God was saying that training children and your household is a vital secret to attract his attention.
A writer said; “prayer and fasting are great! Giving and tithing are great, but they are not enough.
“You must train your household to follow your footsteps and to follow the big foot of Jehovah God (His ways). The best way to raise positive children in a negative world is to have positive parents who love them unconditionally and serve as excellent role models” says Dr. Chris Kwakpouwe of the O.D.M fame.

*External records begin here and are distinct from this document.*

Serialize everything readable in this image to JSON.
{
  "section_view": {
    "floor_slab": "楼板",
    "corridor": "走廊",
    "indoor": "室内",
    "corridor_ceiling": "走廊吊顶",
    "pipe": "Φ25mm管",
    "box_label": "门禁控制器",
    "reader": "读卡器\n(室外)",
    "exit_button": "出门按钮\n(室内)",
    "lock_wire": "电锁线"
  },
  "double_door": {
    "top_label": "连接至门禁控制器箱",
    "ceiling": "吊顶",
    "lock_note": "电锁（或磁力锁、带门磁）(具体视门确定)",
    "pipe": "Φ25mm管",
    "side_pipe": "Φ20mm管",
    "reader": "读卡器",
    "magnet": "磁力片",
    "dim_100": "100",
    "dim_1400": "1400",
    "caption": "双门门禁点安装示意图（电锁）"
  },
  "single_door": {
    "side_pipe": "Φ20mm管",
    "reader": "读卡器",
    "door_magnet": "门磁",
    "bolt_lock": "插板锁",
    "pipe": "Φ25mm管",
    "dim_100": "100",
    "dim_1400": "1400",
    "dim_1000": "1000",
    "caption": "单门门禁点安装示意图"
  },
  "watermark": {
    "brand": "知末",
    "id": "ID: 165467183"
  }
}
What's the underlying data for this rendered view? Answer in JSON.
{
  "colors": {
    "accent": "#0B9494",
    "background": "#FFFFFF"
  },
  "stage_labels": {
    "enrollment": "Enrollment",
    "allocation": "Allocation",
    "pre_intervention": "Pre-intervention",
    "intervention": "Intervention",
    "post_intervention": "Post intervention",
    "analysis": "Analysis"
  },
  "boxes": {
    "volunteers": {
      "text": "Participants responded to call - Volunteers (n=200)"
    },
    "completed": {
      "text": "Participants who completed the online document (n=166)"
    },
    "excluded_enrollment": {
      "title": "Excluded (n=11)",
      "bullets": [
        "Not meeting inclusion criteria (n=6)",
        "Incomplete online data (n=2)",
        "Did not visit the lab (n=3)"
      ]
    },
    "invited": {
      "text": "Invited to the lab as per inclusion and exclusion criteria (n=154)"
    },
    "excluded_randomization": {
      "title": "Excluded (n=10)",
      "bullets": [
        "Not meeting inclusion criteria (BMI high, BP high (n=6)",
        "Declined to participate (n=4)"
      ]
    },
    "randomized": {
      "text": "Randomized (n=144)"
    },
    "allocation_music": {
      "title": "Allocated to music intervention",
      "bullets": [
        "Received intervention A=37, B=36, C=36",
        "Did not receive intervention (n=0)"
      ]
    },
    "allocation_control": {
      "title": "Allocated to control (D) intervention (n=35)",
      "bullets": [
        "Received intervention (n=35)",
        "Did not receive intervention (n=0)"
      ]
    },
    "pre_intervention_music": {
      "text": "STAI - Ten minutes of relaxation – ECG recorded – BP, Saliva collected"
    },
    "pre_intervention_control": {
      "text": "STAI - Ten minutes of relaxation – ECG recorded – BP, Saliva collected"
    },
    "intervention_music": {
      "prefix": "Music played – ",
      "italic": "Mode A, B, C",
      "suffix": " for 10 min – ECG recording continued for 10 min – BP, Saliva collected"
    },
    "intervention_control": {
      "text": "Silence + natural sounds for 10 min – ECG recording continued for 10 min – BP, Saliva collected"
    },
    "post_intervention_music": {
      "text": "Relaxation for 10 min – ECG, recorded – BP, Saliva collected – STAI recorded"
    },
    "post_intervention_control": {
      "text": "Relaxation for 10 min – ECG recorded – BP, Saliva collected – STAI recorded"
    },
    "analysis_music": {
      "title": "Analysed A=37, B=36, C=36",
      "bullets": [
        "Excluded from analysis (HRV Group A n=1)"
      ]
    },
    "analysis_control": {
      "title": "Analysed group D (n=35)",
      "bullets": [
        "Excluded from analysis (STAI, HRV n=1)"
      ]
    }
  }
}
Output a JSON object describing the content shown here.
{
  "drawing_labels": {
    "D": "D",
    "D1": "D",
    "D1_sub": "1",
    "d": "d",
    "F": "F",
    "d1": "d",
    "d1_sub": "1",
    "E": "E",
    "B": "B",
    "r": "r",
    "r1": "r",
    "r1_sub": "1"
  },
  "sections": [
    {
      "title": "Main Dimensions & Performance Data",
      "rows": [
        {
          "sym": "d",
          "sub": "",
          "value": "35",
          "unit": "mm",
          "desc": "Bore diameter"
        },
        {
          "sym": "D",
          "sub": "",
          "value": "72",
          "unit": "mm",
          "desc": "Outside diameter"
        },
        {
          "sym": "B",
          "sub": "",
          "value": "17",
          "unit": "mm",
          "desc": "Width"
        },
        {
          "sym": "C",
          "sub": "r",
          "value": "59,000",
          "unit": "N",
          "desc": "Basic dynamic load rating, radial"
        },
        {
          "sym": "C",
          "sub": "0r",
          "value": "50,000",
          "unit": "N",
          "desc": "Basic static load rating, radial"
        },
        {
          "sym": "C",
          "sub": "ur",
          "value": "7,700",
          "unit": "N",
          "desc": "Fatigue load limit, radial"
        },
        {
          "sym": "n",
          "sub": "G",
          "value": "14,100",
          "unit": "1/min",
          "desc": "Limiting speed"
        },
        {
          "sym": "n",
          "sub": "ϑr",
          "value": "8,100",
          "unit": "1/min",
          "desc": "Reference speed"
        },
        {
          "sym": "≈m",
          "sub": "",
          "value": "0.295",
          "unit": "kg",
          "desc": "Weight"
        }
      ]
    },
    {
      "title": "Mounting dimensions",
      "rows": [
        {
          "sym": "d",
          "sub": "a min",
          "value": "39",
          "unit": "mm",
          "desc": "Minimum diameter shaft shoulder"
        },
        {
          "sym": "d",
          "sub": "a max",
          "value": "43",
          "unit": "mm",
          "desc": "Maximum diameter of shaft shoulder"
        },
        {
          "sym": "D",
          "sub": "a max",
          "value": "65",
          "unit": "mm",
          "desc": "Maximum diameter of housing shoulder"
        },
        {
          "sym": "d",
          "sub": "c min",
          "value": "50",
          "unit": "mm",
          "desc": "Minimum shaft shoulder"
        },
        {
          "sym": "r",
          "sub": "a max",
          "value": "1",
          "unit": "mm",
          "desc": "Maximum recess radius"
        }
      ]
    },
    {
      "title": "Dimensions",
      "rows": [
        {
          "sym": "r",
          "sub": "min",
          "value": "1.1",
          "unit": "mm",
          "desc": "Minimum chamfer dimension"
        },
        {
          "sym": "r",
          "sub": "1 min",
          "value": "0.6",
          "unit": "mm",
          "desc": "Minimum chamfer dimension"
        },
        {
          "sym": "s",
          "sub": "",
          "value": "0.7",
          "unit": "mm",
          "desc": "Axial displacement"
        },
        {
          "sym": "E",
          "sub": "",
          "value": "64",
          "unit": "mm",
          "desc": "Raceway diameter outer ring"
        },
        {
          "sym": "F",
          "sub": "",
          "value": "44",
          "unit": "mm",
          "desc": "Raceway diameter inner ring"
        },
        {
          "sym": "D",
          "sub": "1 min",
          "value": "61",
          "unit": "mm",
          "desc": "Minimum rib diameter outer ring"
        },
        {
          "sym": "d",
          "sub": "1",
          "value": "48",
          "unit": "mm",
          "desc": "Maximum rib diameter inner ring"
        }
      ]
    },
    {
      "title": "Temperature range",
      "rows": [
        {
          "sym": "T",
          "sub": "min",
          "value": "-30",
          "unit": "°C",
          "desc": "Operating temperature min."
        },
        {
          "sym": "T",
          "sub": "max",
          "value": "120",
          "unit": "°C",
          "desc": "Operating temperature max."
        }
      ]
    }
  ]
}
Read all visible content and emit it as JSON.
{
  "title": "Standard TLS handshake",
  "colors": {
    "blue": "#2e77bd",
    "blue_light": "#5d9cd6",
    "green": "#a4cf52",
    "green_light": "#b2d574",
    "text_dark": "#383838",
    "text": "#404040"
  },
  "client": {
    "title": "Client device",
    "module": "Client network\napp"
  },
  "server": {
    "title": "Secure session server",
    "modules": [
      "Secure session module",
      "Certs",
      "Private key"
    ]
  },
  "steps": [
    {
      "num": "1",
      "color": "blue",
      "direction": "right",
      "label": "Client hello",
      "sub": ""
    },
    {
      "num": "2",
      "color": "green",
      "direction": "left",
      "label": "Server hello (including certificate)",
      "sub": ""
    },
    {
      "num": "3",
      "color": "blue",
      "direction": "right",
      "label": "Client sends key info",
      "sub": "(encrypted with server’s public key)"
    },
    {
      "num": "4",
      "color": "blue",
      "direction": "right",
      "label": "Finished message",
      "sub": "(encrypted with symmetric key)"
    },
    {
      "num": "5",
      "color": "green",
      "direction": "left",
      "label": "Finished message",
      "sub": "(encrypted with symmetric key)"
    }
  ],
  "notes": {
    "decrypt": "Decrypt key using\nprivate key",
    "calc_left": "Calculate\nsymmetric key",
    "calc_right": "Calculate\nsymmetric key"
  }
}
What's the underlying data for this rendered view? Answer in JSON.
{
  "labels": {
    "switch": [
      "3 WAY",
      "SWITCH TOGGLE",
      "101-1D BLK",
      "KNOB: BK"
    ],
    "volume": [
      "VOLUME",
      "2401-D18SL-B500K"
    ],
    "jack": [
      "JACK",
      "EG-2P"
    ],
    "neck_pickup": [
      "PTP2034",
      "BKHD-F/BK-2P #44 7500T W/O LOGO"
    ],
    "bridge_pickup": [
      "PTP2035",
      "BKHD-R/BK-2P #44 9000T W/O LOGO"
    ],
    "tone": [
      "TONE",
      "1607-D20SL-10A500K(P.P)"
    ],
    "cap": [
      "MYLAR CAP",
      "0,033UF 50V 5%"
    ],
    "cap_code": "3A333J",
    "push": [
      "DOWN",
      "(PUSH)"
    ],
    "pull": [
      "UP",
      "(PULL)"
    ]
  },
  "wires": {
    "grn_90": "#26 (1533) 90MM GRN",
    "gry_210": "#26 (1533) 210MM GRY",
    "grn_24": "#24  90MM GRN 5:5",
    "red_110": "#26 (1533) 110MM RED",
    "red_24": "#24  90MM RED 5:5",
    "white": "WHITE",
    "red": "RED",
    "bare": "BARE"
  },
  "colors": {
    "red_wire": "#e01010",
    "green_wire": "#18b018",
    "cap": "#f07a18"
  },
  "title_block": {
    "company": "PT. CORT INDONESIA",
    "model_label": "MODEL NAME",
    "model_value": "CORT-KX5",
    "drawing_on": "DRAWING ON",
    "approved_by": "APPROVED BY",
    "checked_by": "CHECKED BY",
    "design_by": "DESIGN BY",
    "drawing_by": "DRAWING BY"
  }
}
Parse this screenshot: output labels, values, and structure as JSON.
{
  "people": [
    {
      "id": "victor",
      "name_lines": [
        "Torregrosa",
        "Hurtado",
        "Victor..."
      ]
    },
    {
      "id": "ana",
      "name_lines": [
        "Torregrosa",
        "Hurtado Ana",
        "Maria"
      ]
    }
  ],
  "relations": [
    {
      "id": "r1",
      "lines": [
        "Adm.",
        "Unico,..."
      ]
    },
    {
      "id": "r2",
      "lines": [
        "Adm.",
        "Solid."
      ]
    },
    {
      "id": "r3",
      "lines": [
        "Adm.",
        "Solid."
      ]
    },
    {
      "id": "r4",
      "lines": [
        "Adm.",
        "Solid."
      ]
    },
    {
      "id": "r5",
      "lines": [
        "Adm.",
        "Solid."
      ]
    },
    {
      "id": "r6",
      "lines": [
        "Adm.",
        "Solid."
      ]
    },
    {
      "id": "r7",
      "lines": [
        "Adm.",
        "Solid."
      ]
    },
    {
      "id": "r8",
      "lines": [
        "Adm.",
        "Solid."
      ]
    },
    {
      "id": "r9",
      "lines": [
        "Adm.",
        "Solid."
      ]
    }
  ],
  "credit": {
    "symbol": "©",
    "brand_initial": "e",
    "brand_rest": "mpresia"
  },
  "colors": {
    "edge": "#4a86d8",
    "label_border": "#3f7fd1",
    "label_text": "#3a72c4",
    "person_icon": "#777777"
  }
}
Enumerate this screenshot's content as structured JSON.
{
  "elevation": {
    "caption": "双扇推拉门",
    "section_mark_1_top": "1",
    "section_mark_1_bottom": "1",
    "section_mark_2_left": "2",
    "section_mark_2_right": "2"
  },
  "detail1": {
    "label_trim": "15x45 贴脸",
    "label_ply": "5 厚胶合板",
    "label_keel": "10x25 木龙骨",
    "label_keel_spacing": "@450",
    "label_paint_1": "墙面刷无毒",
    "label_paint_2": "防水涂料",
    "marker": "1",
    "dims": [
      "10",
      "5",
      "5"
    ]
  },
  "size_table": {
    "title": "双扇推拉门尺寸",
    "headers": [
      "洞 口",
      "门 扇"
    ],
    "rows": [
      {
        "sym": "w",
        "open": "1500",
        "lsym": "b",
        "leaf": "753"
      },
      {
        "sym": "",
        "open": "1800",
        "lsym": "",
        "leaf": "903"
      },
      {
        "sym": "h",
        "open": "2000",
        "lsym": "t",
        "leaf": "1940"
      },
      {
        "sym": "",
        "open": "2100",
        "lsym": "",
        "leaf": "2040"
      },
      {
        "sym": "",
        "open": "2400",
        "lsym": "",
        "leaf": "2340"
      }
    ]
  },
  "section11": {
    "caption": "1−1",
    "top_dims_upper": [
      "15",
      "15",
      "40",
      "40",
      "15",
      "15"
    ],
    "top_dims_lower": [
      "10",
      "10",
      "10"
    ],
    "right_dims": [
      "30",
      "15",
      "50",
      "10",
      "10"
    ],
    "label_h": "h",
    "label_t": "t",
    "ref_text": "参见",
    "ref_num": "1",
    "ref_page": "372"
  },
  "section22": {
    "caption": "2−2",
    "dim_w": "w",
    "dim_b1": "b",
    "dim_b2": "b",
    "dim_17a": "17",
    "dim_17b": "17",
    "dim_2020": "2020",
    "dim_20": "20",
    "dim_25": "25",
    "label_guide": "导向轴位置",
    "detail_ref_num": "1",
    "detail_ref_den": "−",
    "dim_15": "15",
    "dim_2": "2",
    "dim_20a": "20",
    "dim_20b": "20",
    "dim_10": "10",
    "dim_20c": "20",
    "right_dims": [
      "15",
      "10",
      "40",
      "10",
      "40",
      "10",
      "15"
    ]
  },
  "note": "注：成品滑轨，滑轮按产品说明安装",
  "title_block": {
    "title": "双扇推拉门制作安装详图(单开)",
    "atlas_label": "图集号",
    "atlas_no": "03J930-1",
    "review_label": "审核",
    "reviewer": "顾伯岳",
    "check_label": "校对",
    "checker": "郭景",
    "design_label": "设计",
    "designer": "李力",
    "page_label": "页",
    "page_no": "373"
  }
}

Preaching a sermon at Jerusalem Anglican Church, Diobu, Port Harcourt during this year’s Father’s Day service, June 16, Evangelist Innocent Ezechiedo said fatherhood is a responsibility and that failed fatherhood is the cause of many problems of the larger society – Boko Haram, militancy, delinquency etc.
Evangelist Ezechiedo pointed out that the devil does a lot of havoc in a family when the father or the act of manliness is far from the home.
Said he; “it is not enough to mess up the destiny of your children. When you are back from your job, have enough time with your children. Ask them questions and converse and joke with them”.
Many fathers are successful in business and office but failures at home. The purpose of  Father’s Day is to bring back the original intention of God giving children to parents to give them covering needs at home.
Responsible fathers are compassionate, caring and encouragers. They are people of prayers and good mentors. Fathers are urged to be positive.
God parenting, helps foster empathy, honesty, self-reliance, self-control, kindness, cooperation and cheerfulness.
Good fatherhood helps protect children from developing anxiety, depression, eating disorders, anti-social behaviour,  alcohol and drug abuse, which are the greatest legacies a father should bequeath to his children.
Many people, however, feel that the trend of presenting gifts to fathers recently has led to over commercialisation of the festival thereby relegating the noble idea behind Father’s Day celebration which is basically to enliven the affection of fathers towards their children.